Last year’s conference attendees will recall photo ops with the famous James Bond car from Goldfinger. This year 007’s ride didn’t make it, but all day long, attendees could be found taking their best shot at the slot track course, which Covisint had set up with a digital display to track fastest lap times.

(Let it be humbly noted that the person penning this article recorded the fastest time of the day).

Customer-everything

Meanwhile, Kevin Link of Verizon Telematics pointed out what everyone who’s passionate about telematics knows but doesn’t like to admit: “Customers don’t typically wake up in the morning and say, ‘Boy I wish I had telematics in my car.’”

Taken one step further, the average Joe doesn’t even know what the word “telematics” means. What he wants is connectivity, and he wants his content, services and contacts to follow him into the car.
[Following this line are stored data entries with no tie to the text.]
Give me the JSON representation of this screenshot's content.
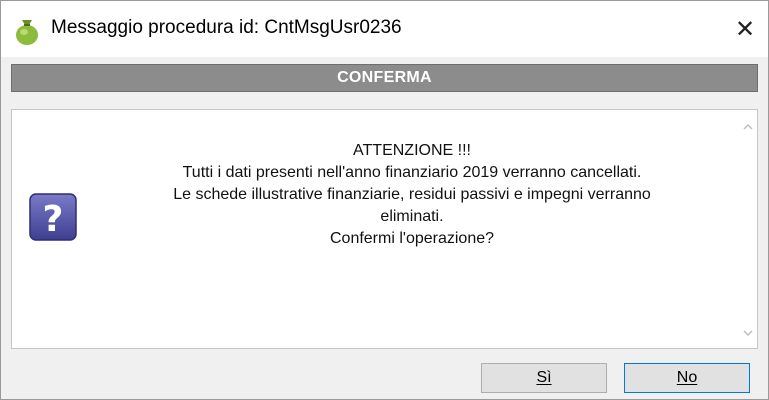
{
  "window": {
    "title": "Messaggio procedura id: CntMsgUsr0236",
    "close_symbol": "✕"
  },
  "banner": {
    "text": "CONFERMA"
  },
  "message": {
    "lines": [
      "ATTENZIONE !!!",
      "Tutti i dati presenti nell'anno finanziario 2019 verranno cancellati.",
      "Le schede illustrative finanziarie, residui passivi e impegni verranno",
      "eliminati.",
      "Confermi l'operazione?"
    ]
  },
  "icons": {
    "app": "money-bag-icon",
    "question": "question-mark-icon",
    "scroll_up": "chevron-up-icon",
    "scroll_down": "chevron-down-icon"
  },
  "buttons": {
    "yes_label": "Sì",
    "no_label": "No"
  },
  "colors": {
    "banner_bg": "#8c8c8c",
    "question_icon": "#5a5aa8",
    "focus_border": "#0078d7"
  }
}
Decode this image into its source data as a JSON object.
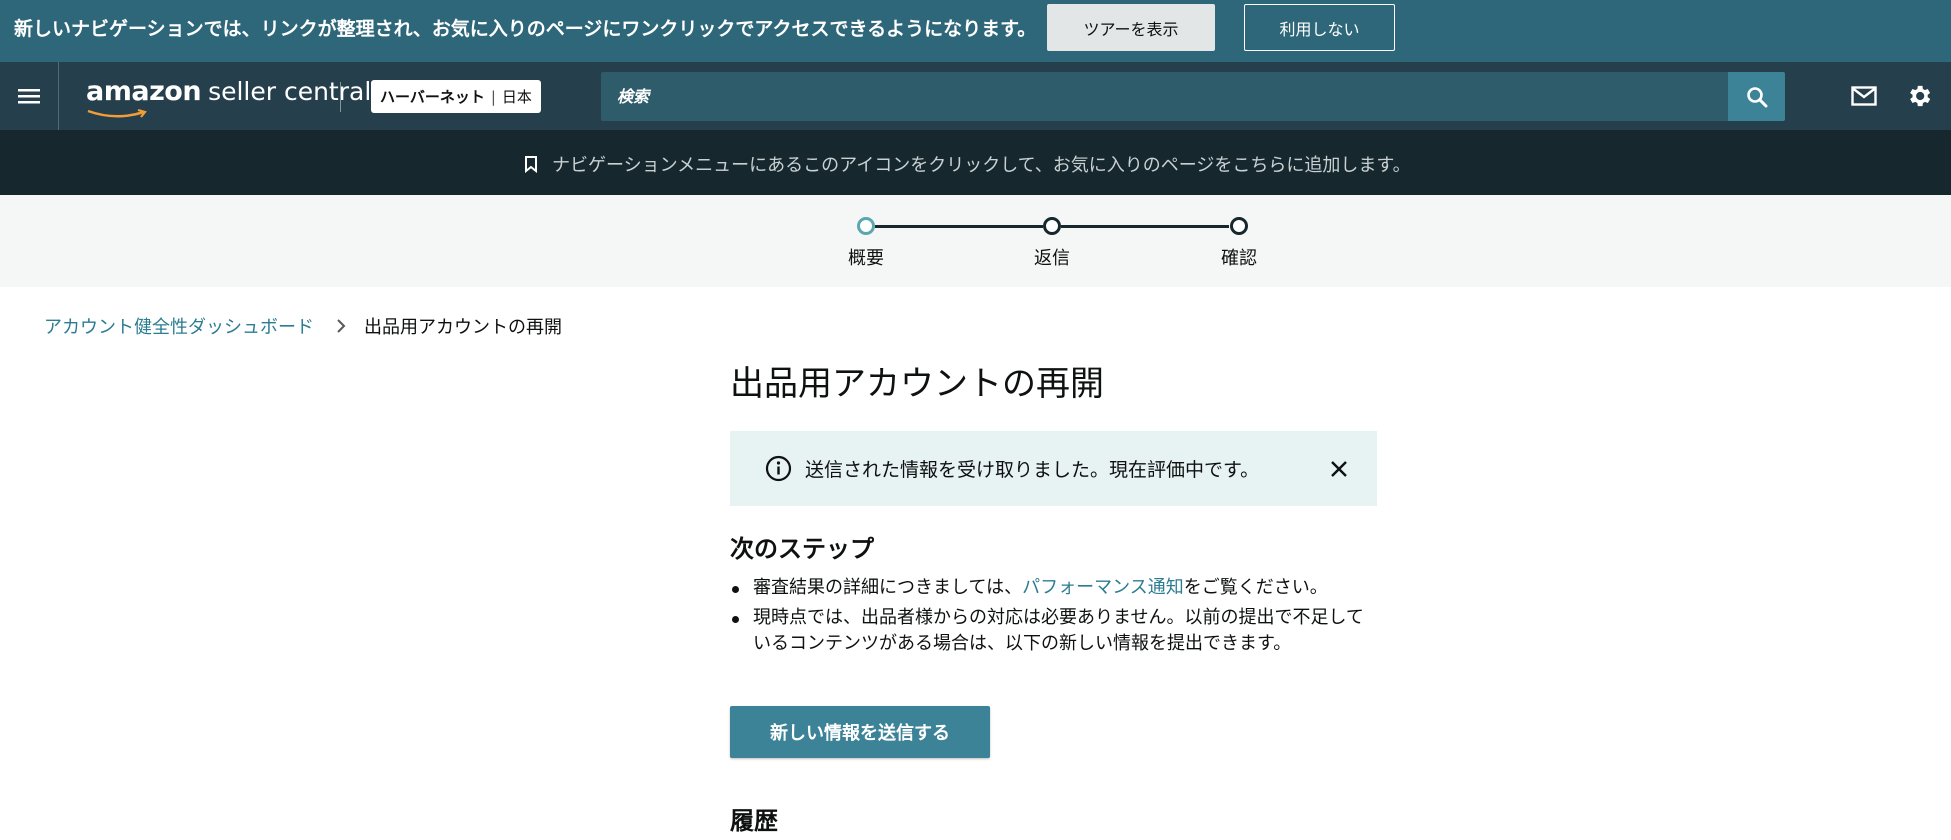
{
  "announcement": {
    "text": "新しいナビゲーションでは、リンクが整理され、お気に入りのページにワンクリックでアクセスできるようになります。",
    "tour_label": "ツアーを表示",
    "optout_label": "利用しない"
  },
  "header": {
    "logo_amazon": "amazon",
    "logo_suffix": "seller central",
    "account_name": "ハーバーネット",
    "account_region": "日本",
    "search_placeholder": "検索",
    "icons": [
      "menu-icon",
      "search-icon",
      "mail-icon",
      "gear-icon"
    ]
  },
  "favorites_bar": {
    "text": "ナビゲーションメニューにあるこのアイコンをクリックして、お気に入りのページをこちらに追加します。",
    "icon": "bookmark-icon"
  },
  "stepper": {
    "steps": [
      {
        "label": "概要",
        "state": "current"
      },
      {
        "label": "返信",
        "state": "pending"
      },
      {
        "label": "確認",
        "state": "pending"
      }
    ]
  },
  "breadcrumb": {
    "parent": "アカウント健全性ダッシュボード",
    "current": "出品用アカウントの再開"
  },
  "main": {
    "title": "出品用アカウントの再開",
    "alert_text": "送信された情報を受け取りました。現在評価中です。",
    "next_steps_heading": "次のステップ",
    "item1_before": "審査結果の詳細につきましては、",
    "item1_link": "パフォーマンス通知",
    "item1_after": "をご覧ください。",
    "item2": "現時点では、出品者様からの対応は必要ありません。以前の提出で不足しているコンテンツがある場合は、以下の新しい情報を提出できます。",
    "submit_label": "新しい情報を送信する",
    "history_heading": "履歴"
  },
  "colors": {
    "announcement_bg": "#2e6779",
    "header_bg": "#25404c",
    "favorites_bg": "#16282e",
    "accent": "#3c8397",
    "link": "#2b7d91",
    "alert_bg": "#e7f2f3",
    "stepper_active": "#5aa7ad"
  }
}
And the job of the car maker is to figure out how to deliver it in a way that is simple, flexible and intuitive. 

Not surprisingly, the buzz word at this year’s conference was “customer,” as in customer-centric, customer value or customer services. “For us as an industry to get to 100% adoption, we have to stop burdening the customer,” Link said.

Still, what customers want is pretty basic: hands-free calling, navigation and automated crash notification, all services that help them mitigate stress, save time or increase safety, according to Thilo Koslowski, vice president for automotive vehicle ICT at Gartner.
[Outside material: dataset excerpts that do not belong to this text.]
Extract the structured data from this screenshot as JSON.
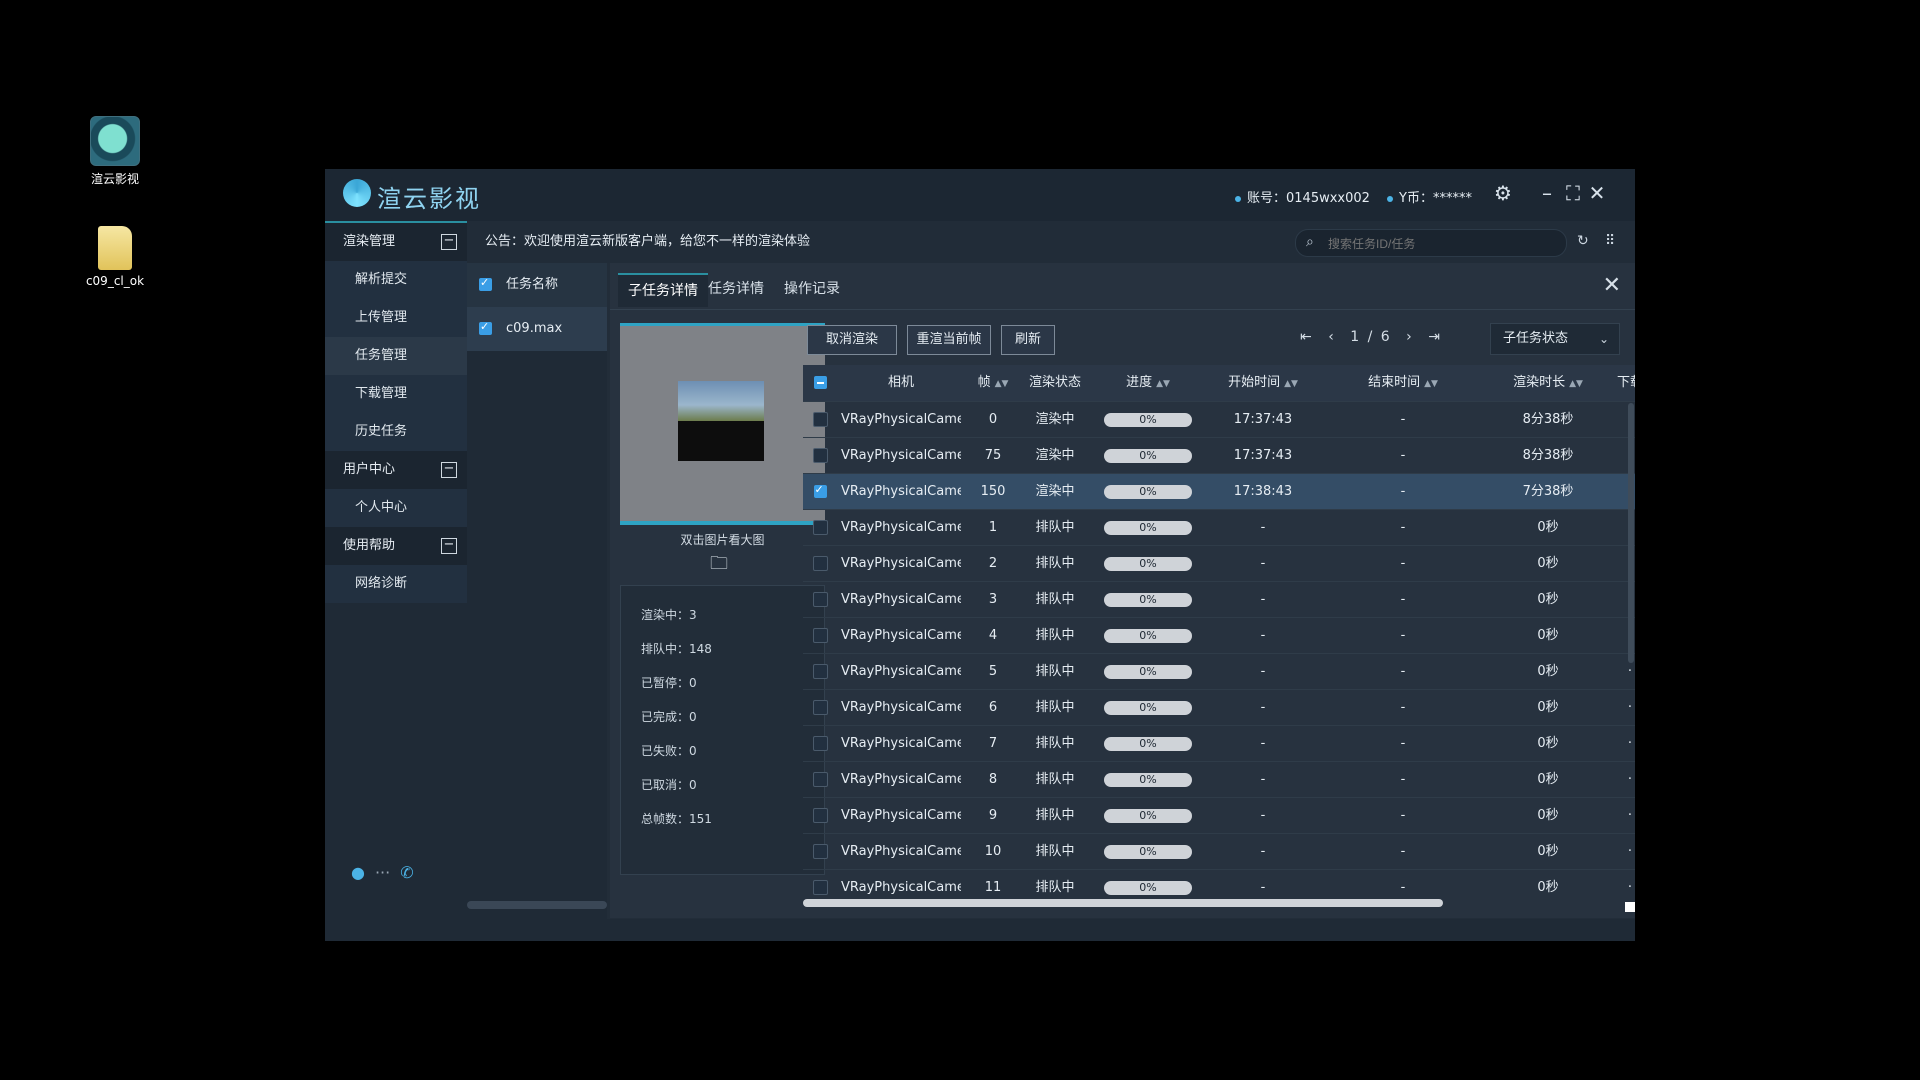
{
  "desktop": {
    "icons": [
      {
        "label": "渲云影视"
      },
      {
        "label": "c09_cl_ok"
      }
    ]
  },
  "app": {
    "title": "渲云影视",
    "account": "账号：0145wxx002",
    "balance": "Y币：******"
  },
  "sidebar": {
    "groups": [
      {
        "label": "渲染管理",
        "items": [
          "解析提交",
          "上传管理",
          "任务管理",
          "下载管理",
          "历史任务"
        ]
      },
      {
        "label": "用户中心",
        "items": [
          "个人中心"
        ]
      },
      {
        "label": "使用帮助",
        "items": [
          "网络诊断"
        ]
      }
    ]
  },
  "notice": "公告：欢迎使用渲云新版客户端，给您不一样的渲染体验",
  "search": {
    "placeholder": "搜索任务ID/任务"
  },
  "task_list": {
    "header": "任务名称",
    "items": [
      "c09.max"
    ]
  },
  "tabs": [
    "子任务详情",
    "任务详情",
    "操作记录"
  ],
  "preview": {
    "caption": "双击图片看大图"
  },
  "stats": [
    "渲染中：3",
    "排队中：148",
    "已暂停：0",
    "已完成：0",
    "已失败：0",
    "已取消：0",
    "总帧数：151"
  ],
  "actions": {
    "cancel": "取消渲染",
    "rerender": "重渲当前帧",
    "refresh": "刷新"
  },
  "pager": {
    "current": "1",
    "separator": "/",
    "total": "6"
  },
  "status_filter": "子任务状态",
  "table": {
    "headers": {
      "camera": "相机",
      "frame": "帧",
      "status": "渲染状态",
      "progress": "进度",
      "start": "开始时间",
      "end": "结束时间",
      "duration": "渲染时长",
      "more": "下载"
    },
    "rows": [
      {
        "camera": "VRayPhysicalCamer...",
        "frame": "0",
        "status": "渲染中",
        "progress": "0%",
        "start": "17:37:43",
        "end": "-",
        "duration": "8分38秒",
        "checked": false
      },
      {
        "camera": "VRayPhysicalCamer...",
        "frame": "75",
        "status": "渲染中",
        "progress": "0%",
        "start": "17:37:43",
        "end": "-",
        "duration": "8分38秒",
        "checked": false
      },
      {
        "camera": "VRayPhysicalCamer...",
        "frame": "150",
        "status": "渲染中",
        "progress": "0%",
        "start": "17:38:43",
        "end": "-",
        "duration": "7分38秒",
        "checked": true
      },
      {
        "camera": "VRayPhysicalCamer...",
        "frame": "1",
        "status": "排队中",
        "progress": "0%",
        "start": "-",
        "end": "-",
        "duration": "0秒",
        "checked": false
      },
      {
        "camera": "VRayPhysicalCamer...",
        "frame": "2",
        "status": "排队中",
        "progress": "0%",
        "start": "-",
        "end": "-",
        "duration": "0秒",
        "checked": false
      },
      {
        "camera": "VRayPhysicalCamer...",
        "frame": "3",
        "status": "排队中",
        "progress": "0%",
        "start": "-",
        "end": "-",
        "duration": "0秒",
        "checked": false
      },
      {
        "camera": "VRayPhysicalCamer...",
        "frame": "4",
        "status": "排队中",
        "progress": "0%",
        "start": "-",
        "end": "-",
        "duration": "0秒",
        "checked": false
      },
      {
        "camera": "VRayPhysicalCamer...",
        "frame": "5",
        "status": "排队中",
        "progress": "0%",
        "start": "-",
        "end": "-",
        "duration": "0秒",
        "checked": false
      },
      {
        "camera": "VRayPhysicalCamer...",
        "frame": "6",
        "status": "排队中",
        "progress": "0%",
        "start": "-",
        "end": "-",
        "duration": "0秒",
        "checked": false
      },
      {
        "camera": "VRayPhysicalCamer...",
        "frame": "7",
        "status": "排队中",
        "progress": "0%",
        "start": "-",
        "end": "-",
        "duration": "0秒",
        "checked": false
      },
      {
        "camera": "VRayPhysicalCamer...",
        "frame": "8",
        "status": "排队中",
        "progress": "0%",
        "start": "-",
        "end": "-",
        "duration": "0秒",
        "checked": false
      },
      {
        "camera": "VRayPhysicalCamer...",
        "frame": "9",
        "status": "排队中",
        "progress": "0%",
        "start": "-",
        "end": "-",
        "duration": "0秒",
        "checked": false
      },
      {
        "camera": "VRayPhysicalCamer...",
        "frame": "10",
        "status": "排队中",
        "progress": "0%",
        "start": "-",
        "end": "-",
        "duration": "0秒",
        "checked": false
      },
      {
        "camera": "VRayPhysicalCamer...",
        "frame": "11",
        "status": "排队中",
        "progress": "0%",
        "start": "-",
        "end": "-",
        "duration": "0秒",
        "checked": false
      }
    ]
  },
  "colors": {
    "accent": "#2a8fa0",
    "progress": "#4bb3e6",
    "selected_row": "#344d66"
  }
}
ParkMe, BestParking, Parkopedia

One can easily imagine other services that fit into this same ecosystem: apps that illuminate available parking spots in a driver’s local setting, for example. On the exhibition floor, in fact, the word “Parking” was in play seemingly every way I turned. ParkMe. BestParking. Parkopedia.

These applications vary slightly, but the general idea is to offer customers a window into the parking situation in their local environments.

Over-the-air map updates were also a big topic this year.

Having announced a new integration of Parkopedia into its ConnectedDrive telematics platform during Day Two, BMW also noted the fact that they will now bring over-the-air updates on charging station POIs to their in-vehicle navigation systems  as this is one of the easiest ways to improve the quality and decrease the burden, as Link said, on the customer.

This will be a particular focus for BMWi, a new electric vehicle line. “Charging stations are popping up out of the ground like mushrooms,” said BMW’s Doug Claus. Maps that direct drivers to the closest charging station (a big selling point) are thus of little value if those maps are already outdated before customers even receive them fresh off the dealer’s lot. Updates are, therefore, a priority.

Looking ahead

Come the end of Day Two, it was clear that the opportunities facing the telematics industry today are large, the challenges equally so.

The winners will be those who are flexible, who forge the right partnerships and who get as close to the customer as possible, thus ushering the connected vehicle into a new era.

“Collaboration and bringing ecosystems together will allow us to bring the business cases together,” concluded Martin Rosell of WirelessCar.

Andrew Tolve is a regular contributor to TU.